Le bilan de ces deux années déjà passées dans une réserve de biosphère camarguaise et site Natura 2000 : "Je suis très heureux mais plus alarmé". Sa robe d'avocat ne le quittant jamais vraiment, il est témoin "des pratiques agricoles ahurissantes et de la dévastation de la biodiversité" causée par la riziculture en conventionnel à proximité. Surtout, "le non-respect des normes juridiques et l'absence total de contrôle" le consterne. Au contraire, lui, accompagne l'installation d'un jeune maraîcher bio pour que s'érige un hectare, un "oasis de biodiversité" au milieu des cultures conventionnelles. 

Sébastien Mabile ne chôme pas : ancrant encore davantage son engagement écologiste dans le territoire camarguais, et se voulant acteur de la transition, avec Sofian Boutabaa, ancien coiffeur-coloriste à Paris, il a fondé l'association d'agroécologie, le Mas Baudran en janvier dernier. Début 2024, se tiendra dans la maison une résidence artistique du climat et du vivant. En effectuant toujours un aller-retour avec ses actions contentieuses parallèles, ce défenseur du climat cherche à "créer un lieu rassemblant des personnes de différentes disciplines et univers".

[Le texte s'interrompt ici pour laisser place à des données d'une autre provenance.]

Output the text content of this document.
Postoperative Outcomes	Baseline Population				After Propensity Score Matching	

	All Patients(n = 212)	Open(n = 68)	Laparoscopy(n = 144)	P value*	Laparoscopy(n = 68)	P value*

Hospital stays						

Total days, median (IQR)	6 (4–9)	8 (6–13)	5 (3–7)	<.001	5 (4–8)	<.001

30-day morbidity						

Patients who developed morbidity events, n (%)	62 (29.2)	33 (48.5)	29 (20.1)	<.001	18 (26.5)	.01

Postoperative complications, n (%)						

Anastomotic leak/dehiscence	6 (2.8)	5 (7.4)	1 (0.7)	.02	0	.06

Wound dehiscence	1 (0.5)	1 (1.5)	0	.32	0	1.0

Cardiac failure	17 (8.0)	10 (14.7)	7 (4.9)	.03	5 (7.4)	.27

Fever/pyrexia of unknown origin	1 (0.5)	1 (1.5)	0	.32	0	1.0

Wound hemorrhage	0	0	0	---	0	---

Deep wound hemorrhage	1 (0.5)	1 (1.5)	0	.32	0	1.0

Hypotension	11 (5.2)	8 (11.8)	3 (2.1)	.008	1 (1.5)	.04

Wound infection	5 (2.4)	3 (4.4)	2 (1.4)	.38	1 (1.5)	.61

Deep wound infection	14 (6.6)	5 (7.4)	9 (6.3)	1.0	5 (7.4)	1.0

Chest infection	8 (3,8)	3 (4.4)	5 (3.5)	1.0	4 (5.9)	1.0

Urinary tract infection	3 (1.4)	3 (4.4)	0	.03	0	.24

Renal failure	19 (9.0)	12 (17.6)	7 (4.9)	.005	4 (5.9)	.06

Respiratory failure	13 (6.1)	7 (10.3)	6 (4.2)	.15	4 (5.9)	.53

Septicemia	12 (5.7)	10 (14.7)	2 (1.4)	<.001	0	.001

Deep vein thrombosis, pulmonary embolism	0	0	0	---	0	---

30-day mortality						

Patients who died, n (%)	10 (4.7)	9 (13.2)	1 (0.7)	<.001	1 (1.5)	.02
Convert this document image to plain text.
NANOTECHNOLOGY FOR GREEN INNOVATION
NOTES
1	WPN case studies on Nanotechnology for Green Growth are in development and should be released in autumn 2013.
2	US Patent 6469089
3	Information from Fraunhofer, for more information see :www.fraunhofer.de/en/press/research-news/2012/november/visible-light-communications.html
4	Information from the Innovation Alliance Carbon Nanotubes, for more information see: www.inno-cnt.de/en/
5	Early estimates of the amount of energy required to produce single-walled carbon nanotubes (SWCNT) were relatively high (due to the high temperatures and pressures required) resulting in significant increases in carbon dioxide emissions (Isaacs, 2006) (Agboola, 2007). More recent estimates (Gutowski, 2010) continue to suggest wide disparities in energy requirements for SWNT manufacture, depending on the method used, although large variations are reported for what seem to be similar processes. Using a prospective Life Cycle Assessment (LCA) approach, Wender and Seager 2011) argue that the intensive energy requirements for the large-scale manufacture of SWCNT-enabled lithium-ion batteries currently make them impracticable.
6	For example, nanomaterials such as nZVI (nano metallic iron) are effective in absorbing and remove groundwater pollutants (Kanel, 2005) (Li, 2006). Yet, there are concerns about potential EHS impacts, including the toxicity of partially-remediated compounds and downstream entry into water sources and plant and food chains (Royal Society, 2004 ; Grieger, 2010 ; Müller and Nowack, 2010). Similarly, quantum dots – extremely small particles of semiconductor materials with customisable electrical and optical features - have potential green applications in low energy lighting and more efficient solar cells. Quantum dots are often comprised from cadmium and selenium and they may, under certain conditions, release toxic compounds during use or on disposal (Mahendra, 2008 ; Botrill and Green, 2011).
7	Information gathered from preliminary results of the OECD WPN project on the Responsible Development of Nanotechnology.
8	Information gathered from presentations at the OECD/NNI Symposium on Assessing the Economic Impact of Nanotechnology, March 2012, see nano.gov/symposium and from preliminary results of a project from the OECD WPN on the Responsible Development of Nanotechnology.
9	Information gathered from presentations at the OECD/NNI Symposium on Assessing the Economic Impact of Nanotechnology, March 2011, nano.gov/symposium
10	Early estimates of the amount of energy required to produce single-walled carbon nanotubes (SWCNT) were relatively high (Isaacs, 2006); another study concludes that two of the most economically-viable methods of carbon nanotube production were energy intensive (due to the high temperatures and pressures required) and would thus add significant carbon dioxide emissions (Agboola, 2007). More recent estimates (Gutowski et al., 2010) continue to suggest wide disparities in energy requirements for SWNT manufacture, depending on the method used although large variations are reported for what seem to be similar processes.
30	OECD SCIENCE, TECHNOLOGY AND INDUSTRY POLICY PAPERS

Le principe : "On sélectionne un sujet avec une ONG qui porte un plaidoyer dessus. On propose à un artiste de venir en résidence. Enfin, à travers un colloque organisé avec l'université d'Aix-Marseille et des échanges entre scientifiques, juristes et associations, on documente le processus d'acculturation de l'artiste à la problématique". À l'issue de cette résidence longue de plusieurs mois, ce dernier produit une oeuvre servant les revendications de l'association. L'avocat tout-terrain, pleinement inscrit dans l'action climatique donc, parvient à faire dialoguer les sphères intellectuelles afin de sensibiliser le grand public aux enjeux environnementaux.

Alertant sur la nécessité de la déplastification, toujours dans le prolongement d'un procès contre la multinationale Danone, la première saison se fait en association avec Surfrider, pendant six mois, afin de "prendre le temps d'explorer toutes les dimensions du sujet", souligne-t-il. 

L'appel à résidence a été lancé lors du festival Agir pour le Vivant, débuté le 22 août dernier à Arles (Bouches-du-Rhône). Le projet, quant à lui se tiendra à partir de janvier 2024 dans la villa arlésienne du Mas Baudran.